Coaches are also able to get a look at trying players at different positions, though Hays says most of that sorts itself out without much involvement from the staff.
“Linemen this year were kind of challenging, so some of those guys that were typically in a defensive role are going to play a little more offense or vice versa,” Hays said. “But for the most part, most of these guys are playing somewhere they’re comfortable playing.
“A lot of offenses nowadays just put their most athletic kid at quarterback, so we’re asking them to play some defensive back, slot receiver or even outside receiver. But once they get here, they kind of sort it out themselves as they develop relationships with the coaching staffs and players.”
For high school teams whose seasons were cut short in 2020 due to the color-coded COVID-19 map, Saturday’s game can provide some closure to those seniors who were eliminated without suffering a loss on the field.
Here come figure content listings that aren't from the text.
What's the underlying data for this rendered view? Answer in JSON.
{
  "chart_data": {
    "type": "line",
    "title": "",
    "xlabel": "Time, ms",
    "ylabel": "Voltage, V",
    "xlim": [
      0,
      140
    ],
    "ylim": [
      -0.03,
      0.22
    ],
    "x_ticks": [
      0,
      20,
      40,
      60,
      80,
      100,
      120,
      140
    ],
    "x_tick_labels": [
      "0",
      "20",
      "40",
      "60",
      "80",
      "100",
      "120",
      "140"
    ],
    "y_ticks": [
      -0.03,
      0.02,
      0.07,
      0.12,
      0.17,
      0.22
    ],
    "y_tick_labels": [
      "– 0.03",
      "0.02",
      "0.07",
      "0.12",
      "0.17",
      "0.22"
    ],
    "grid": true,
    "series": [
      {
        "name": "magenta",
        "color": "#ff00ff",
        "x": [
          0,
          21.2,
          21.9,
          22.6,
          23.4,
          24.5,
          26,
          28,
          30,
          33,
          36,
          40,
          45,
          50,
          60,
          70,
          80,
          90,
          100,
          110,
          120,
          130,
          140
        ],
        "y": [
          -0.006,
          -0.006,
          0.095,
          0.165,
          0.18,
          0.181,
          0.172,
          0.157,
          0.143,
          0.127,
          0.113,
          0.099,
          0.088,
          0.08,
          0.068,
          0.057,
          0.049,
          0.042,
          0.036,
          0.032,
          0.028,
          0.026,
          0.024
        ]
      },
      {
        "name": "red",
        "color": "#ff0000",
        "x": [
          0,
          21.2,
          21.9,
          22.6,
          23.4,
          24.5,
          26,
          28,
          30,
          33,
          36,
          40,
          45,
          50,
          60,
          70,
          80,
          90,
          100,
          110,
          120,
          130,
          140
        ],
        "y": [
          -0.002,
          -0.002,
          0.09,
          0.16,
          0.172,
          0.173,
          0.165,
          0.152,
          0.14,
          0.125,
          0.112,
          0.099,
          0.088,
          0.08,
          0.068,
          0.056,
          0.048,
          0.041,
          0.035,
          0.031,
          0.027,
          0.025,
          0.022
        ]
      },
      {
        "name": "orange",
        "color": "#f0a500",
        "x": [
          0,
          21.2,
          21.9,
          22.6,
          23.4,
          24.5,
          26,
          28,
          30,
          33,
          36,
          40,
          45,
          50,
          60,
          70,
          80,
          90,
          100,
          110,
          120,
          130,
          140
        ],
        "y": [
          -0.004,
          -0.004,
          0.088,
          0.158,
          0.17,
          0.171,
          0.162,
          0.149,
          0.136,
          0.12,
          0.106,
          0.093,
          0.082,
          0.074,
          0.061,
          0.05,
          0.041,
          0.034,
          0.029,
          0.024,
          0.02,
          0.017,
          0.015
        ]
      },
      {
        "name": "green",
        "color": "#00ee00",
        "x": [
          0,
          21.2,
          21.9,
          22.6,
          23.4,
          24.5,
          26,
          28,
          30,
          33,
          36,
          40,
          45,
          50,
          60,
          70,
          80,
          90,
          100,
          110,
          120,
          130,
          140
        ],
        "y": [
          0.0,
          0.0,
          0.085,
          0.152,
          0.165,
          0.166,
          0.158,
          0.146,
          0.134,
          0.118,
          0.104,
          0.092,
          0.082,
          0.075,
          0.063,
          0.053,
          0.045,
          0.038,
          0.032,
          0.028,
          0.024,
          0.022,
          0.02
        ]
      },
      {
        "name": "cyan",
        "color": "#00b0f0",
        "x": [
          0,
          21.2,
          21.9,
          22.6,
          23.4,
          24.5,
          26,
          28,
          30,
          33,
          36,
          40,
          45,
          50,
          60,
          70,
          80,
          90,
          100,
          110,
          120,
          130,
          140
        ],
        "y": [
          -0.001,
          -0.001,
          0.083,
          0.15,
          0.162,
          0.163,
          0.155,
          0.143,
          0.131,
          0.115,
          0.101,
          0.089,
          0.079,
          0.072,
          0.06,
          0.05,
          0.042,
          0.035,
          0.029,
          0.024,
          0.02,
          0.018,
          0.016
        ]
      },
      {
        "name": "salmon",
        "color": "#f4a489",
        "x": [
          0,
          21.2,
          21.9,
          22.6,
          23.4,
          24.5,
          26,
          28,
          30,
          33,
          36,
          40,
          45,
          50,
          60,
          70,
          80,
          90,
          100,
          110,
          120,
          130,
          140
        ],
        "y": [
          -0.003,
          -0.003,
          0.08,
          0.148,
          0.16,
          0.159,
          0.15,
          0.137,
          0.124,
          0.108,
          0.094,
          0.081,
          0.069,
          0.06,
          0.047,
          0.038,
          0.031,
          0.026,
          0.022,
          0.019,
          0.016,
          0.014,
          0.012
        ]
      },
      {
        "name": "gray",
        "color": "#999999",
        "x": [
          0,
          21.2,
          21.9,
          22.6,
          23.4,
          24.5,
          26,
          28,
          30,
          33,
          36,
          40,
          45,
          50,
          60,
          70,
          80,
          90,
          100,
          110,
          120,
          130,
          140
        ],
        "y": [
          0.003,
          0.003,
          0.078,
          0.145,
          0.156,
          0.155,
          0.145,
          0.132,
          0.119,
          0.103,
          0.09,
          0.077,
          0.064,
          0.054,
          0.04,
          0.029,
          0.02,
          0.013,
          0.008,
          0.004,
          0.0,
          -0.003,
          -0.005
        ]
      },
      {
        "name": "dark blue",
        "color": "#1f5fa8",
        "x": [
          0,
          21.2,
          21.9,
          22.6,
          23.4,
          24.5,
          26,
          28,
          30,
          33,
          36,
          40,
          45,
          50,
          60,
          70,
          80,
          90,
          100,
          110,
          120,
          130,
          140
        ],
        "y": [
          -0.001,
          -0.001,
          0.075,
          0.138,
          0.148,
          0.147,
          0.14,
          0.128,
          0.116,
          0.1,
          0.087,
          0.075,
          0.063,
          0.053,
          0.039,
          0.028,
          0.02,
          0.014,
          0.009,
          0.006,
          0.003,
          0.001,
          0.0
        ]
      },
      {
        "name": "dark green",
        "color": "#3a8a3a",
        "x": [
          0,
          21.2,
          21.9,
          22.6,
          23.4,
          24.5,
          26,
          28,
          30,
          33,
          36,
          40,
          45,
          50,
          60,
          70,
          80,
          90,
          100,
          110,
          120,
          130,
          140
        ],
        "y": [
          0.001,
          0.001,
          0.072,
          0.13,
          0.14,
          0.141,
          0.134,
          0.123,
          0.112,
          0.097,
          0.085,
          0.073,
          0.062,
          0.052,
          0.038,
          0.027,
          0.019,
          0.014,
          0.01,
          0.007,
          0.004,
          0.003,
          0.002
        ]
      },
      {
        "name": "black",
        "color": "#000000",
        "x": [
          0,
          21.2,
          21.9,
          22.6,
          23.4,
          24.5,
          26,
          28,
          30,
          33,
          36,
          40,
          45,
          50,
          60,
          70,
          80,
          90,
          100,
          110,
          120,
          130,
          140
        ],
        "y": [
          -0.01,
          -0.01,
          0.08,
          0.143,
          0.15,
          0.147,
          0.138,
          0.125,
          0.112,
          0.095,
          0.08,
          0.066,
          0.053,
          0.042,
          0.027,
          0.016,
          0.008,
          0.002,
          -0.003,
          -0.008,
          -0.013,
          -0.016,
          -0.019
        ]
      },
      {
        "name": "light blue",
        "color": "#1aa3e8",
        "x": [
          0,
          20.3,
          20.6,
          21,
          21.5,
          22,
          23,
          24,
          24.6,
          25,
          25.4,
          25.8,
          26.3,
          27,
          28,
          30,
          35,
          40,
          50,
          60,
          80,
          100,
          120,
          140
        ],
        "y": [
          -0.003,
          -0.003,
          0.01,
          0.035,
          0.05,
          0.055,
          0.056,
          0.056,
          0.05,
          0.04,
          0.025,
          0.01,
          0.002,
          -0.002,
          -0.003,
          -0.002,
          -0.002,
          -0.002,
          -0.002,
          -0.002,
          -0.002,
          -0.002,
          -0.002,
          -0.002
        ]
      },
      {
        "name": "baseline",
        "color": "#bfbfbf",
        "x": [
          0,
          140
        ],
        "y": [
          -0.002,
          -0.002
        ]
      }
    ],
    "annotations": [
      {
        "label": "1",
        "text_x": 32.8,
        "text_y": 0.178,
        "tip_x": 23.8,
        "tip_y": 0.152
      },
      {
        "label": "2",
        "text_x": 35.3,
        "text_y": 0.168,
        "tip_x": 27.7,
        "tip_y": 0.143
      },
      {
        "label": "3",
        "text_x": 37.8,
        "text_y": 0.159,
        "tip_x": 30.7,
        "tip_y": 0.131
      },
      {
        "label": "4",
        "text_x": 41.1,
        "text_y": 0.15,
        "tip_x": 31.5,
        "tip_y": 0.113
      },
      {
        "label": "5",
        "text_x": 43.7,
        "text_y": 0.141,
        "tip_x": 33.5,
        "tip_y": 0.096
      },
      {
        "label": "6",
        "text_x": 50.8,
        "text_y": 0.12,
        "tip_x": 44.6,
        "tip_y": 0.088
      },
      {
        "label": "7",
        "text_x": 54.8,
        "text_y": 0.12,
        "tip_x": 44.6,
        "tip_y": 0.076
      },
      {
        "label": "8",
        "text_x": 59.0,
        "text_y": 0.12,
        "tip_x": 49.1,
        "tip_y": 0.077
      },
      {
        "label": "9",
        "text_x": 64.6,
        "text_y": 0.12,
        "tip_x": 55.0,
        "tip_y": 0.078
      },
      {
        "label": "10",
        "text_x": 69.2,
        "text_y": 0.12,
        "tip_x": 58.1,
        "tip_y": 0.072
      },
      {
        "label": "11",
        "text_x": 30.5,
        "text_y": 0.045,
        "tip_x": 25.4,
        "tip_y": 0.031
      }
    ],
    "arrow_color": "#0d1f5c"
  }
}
It will also mark the final football game for those players not going on to play college football.
“It gives the young men another chance to play their final game,” Lee said. “Some of them this may be their last game and for some it may be a final game that they didn’t get to play during the regular season or in the playoffs. It gives them another shot to get out and have some fun. To come down and build friendships with people they played against or didn’t know and these friendships you hope will last a lifetime for them.”
The South Cardinals sport a 40-23-3 all-time record in the series, although the North Bears have won four straight since enduring a six-game skid from 2010-2015.